Currently attempts to import datamancer when compiling to javascript fail. This is due to the way the package relies on arraymancer:


.nimble/pkgs2/arraymancer-0.7.27-7af6e290b723aead93067e1a52b0b369dd49cfbf/arraymancer/tensor/init_cpu.nim(235, 18) template/generic instantiation of `randomTensorCpu` from here
.nimble/pkgs2/arraymancer-0.7.27-7af6e290b723aead93067e1a52b0b369dd49cfbf/arraymancer/tensor/init_cpu.nim(208, 18) template/generic instantiation of `allocCpuStorage` from here
.nimble/pkgs2/arraymancer-0.7.27-7af6e290b723aead93067e1a52b0b369dd49cfbf/arraymancer/laser/tensor/datatypes.nim(93, 29) template/generic instantiation of `finalizer` from here
.nimble/pkgs2/arraymancer-0.7.27-7af6e290b723aead93067e1a52b0b369dd49cfbf/arraymancer/laser/tensor/datatypes.nim(71, 23) Error: attempting to call undeclared routine: 'deallocShared'

It's a shame that the DataFrame is not available for js. The API is nice and should be available independent of platform-specific concepts like memory management.

Vindaar commented 7 months ago

Hey,

thanks for the nice words and interest!

From my point of view that is a surprising request, but I can see the appeal!

I just had a ~1 hour look and it seems at least basic support is achievable. I don't know how much worse performance is (it will depend). But I've implemented a different backend that simply uses a seq[T] as storage:

https://github.com/SciNim/Datamancer/pull/62

Note that I'm not super familiar with the JS backend. So I had to take out a few features (reading CSVs from a file on disk or from a URL), because I'm not exactly sure how to handle these there correctly.

Feel free to check out the related branch and play around with it. That would be much appreciated. And if you have insights into how to improve it / better support some of the missing features, I'm all ears.

quimt commented 7 months ago

Will do. File I/O is probably not as important as toDf from seqs and sebsequent mutate, select, and filter operations.

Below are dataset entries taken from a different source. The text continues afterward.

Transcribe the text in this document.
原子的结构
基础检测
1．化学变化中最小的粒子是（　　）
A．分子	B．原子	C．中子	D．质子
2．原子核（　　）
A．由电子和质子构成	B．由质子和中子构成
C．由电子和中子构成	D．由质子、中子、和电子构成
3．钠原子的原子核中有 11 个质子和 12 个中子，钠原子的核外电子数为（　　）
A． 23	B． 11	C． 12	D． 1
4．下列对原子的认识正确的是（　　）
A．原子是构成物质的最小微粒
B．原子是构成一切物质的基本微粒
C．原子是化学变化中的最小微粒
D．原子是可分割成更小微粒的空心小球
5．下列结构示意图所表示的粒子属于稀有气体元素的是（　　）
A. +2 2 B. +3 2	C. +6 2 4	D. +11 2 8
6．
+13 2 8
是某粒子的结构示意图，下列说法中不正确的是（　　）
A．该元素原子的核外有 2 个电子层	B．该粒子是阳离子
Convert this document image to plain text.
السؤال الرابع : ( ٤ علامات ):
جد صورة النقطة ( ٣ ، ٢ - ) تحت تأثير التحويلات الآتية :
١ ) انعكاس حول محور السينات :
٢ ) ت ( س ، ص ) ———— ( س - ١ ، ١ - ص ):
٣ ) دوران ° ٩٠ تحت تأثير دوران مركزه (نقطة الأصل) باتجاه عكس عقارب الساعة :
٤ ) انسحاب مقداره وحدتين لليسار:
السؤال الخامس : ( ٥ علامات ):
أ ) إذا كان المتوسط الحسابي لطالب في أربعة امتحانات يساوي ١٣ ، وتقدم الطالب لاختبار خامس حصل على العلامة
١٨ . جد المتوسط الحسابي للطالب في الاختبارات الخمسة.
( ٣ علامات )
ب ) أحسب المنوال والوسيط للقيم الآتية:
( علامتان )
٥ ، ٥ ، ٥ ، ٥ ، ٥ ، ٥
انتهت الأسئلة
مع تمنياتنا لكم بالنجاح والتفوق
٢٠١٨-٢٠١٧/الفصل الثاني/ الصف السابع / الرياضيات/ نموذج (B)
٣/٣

I agree though that a mature web app would want to interact with user-supplied datasets. I'll try to have a look into how Datamancer does this and the various ways user apps might like to interact with CSV.

In my typical use case,, it's probably good enough to embed a dataset using static: and nim-csv to get it in the nim app as a seq of seqs. Since extremely good performance is not likely to be an issue, the datasets involved are usually smaller and don't require much extra space.

Vindaar commented 7 months ago

Cool, thanks for your help!

Vindaar commented 7 months ago

Merging #62 with basic support working for now. I'm going to close the issue, but feel free to open more issues to discuss missing features or whatever else comes to mind!